Since the perceived events in fact occurred or accurately conveyed previously unknown information, one cannot conclude that NDE perceptions are hallucinations. If some parts of the NDE events were perceived accurately, where do the NDE perceptions become unreal? If a patient accurately describes the details of operating room events while he had no heart beat or blood pressure, at what point did the other parts of his experience (the tunnel and light) become an hallucination?

Eben Alexander's experience included both veridical perceptions and an episode of "ICU psychosis". During his recovery, he experienced intense delusions and very vivid dreams but both were completely different from the "astonishing clarity and vibrant richness—the ultra-reality" of his NDE (Alexander, 2012, pp. 117-118). His NDE memories are consonant with the results of this study but point out the stark difference between true hallucinations and NDE memories. The finding that NDE memories contain both more emotional and self-referential information than other target memories is more likely due to the hyperreal and veridical qualities of the experience than vice versa.

The second assumption, that NDE phenomena are neurophysiologically determined, is not consistent with the full spectrum of NDE cases.

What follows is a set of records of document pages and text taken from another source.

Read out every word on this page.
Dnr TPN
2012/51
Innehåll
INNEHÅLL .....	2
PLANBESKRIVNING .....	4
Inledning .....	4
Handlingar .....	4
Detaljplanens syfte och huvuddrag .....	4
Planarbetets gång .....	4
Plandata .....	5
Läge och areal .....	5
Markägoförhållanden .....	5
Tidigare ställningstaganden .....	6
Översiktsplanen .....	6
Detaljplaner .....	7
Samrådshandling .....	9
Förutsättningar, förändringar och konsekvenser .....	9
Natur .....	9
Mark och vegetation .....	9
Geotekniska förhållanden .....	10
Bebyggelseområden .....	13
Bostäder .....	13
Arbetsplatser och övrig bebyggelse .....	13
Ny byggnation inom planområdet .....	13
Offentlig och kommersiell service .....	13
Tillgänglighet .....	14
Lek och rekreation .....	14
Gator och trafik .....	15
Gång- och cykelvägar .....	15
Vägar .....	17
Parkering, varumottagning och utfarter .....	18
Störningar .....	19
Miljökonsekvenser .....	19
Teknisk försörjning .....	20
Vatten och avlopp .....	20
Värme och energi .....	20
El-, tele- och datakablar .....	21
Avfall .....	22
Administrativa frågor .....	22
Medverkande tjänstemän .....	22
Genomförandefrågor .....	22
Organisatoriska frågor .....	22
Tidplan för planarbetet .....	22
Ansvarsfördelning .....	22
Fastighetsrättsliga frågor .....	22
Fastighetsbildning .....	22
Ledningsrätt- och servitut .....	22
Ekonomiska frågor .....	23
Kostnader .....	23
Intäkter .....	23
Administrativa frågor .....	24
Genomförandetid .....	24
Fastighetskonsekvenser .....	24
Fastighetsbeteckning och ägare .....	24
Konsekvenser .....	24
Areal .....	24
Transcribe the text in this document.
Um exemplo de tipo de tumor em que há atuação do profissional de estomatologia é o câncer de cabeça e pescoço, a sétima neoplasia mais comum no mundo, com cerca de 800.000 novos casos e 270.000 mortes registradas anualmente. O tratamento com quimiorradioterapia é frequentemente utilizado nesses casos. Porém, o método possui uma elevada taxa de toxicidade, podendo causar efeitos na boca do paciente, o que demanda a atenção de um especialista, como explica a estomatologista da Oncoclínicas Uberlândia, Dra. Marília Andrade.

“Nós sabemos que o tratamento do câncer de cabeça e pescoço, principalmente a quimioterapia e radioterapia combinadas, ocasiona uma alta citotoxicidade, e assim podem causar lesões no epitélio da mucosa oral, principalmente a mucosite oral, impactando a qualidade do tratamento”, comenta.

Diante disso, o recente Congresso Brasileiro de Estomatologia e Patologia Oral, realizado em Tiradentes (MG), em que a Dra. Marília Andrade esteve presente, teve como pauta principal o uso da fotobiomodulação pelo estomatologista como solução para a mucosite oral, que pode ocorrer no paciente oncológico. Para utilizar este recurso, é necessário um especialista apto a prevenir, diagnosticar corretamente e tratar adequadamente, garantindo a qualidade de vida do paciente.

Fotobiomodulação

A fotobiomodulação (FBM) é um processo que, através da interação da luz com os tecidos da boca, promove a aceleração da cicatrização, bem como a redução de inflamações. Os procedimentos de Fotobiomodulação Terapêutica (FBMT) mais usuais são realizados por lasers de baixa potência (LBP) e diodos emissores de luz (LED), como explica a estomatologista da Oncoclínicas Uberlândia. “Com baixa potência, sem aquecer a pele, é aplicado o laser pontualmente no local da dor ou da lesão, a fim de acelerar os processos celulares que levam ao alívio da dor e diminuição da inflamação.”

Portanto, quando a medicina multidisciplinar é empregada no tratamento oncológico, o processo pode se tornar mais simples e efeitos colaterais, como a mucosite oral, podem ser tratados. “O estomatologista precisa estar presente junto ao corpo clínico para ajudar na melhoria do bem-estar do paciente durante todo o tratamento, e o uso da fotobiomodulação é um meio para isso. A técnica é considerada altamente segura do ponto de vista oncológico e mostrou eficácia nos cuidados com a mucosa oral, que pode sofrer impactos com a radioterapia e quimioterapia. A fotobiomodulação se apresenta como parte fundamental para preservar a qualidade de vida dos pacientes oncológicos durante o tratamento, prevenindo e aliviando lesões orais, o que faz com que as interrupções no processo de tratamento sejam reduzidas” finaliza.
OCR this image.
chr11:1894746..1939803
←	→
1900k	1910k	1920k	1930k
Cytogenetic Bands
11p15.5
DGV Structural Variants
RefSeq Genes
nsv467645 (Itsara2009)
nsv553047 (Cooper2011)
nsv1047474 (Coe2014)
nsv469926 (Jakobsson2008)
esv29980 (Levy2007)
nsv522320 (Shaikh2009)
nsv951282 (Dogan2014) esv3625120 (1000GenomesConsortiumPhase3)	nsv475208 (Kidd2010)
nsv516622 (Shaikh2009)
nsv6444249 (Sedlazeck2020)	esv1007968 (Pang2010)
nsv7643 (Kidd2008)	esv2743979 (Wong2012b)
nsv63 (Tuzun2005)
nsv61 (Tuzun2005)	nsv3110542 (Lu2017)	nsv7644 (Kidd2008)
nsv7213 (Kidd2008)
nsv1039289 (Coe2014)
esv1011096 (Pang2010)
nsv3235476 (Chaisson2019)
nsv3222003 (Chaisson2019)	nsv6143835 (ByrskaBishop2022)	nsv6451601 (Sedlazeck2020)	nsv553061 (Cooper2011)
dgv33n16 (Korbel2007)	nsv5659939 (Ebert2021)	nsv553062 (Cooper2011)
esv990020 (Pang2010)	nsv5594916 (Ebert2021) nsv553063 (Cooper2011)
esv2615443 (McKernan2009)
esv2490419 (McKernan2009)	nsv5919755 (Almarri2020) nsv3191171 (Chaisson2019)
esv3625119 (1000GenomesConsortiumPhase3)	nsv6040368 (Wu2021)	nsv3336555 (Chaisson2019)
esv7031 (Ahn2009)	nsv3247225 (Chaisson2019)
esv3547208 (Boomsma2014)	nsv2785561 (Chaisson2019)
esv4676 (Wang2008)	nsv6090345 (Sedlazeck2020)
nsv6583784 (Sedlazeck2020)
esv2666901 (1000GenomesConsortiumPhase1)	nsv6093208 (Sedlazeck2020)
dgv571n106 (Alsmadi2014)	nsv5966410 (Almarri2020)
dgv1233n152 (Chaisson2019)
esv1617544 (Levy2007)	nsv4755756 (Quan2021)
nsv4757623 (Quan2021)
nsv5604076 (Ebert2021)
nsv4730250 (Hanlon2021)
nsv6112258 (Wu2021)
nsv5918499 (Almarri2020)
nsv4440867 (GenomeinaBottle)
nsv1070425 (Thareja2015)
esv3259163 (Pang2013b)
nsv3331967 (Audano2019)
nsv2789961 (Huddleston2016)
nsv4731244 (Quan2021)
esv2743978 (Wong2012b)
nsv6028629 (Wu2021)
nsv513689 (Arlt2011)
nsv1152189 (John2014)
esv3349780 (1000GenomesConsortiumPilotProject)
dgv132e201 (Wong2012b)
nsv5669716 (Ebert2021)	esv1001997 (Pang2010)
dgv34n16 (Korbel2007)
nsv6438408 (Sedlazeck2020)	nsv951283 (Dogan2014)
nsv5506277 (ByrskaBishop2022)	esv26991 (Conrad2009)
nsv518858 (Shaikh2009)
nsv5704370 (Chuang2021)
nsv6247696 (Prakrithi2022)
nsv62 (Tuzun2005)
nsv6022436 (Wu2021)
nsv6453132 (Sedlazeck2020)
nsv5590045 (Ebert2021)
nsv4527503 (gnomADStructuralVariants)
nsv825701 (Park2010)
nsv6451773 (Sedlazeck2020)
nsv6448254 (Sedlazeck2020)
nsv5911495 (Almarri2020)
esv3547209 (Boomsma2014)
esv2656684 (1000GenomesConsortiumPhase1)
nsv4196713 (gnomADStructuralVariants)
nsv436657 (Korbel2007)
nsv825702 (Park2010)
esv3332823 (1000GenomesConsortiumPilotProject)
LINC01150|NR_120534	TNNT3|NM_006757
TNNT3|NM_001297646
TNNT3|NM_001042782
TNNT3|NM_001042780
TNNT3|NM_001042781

A number of physiological factors are generally cited in explanations of NDEs (Greyson et al., 2009). None of these factors is adequate to explain NDE phenomena, because (1) the reported physiologically-caused experiences bear only a slight resemblance to NDEs, (2) many NDEs occur under conditions without the suggested physiological factor, and/or (3) in cases where the physiological factor is present, NDEs are not reported in even a large percent of cases.

Furthermore, many NDEs occur during cardiac arrest which results in complete cessation of blood flow to the brain. In these cases, heightened, lucid awareness and thought processes are reported, the same kind of experiences as are remembered by patients in this study (van Lommel, 2010, pp. 159–176). In these NDEs, neurophysiological causes of the core components of the NDE could not have occurred because the brain was not functioning. Veridical perceptions of the onset of resuscitation efforts also establish the time of the experience to be when the brain had no electrical activity.

Robert Mays, NDE researcher


  • Alexander, Eben (2012). Proof of Heaven: A neurosurgeon's journey into the afterlife. New York: Simon & Schuster.
  • Greyson, B., Kelly, E. W., & Kelly, E. F. (2009). Explanatory models for near-death experiences. In J. M. Holden, B. Greyson, & D. James (Eds.), The Handbook of Near-Death Experiences: Thirty years of investigation (pp. 213–234). Santa Barbara, CA: Praeger Publishers.
  • Holden, Janice M. (2009). Veridical perception in near-death experiences. In J. M. Holden, B. Greyson & D. James (Eds.), The Handbook of Near-Death Experiences: Thirty years of investigation (pp. 185–211). Santa Barbara, CA: Praeger Publishers.
  • Thonnard M, Charland-Verville V, Brédart S, Dehon H, Ledoux D, et al. (2013) Characteristics of Near-Death Experiences Memories as Compared to Real and Imagined Events Memories. PLoS ONE 8(3): e57620. doi:10.1371/journal.pone.0057620.
  • van Lommel, P. (2010). Consciousness beyond life: The science of the near-death experience. New York: HarperCollins.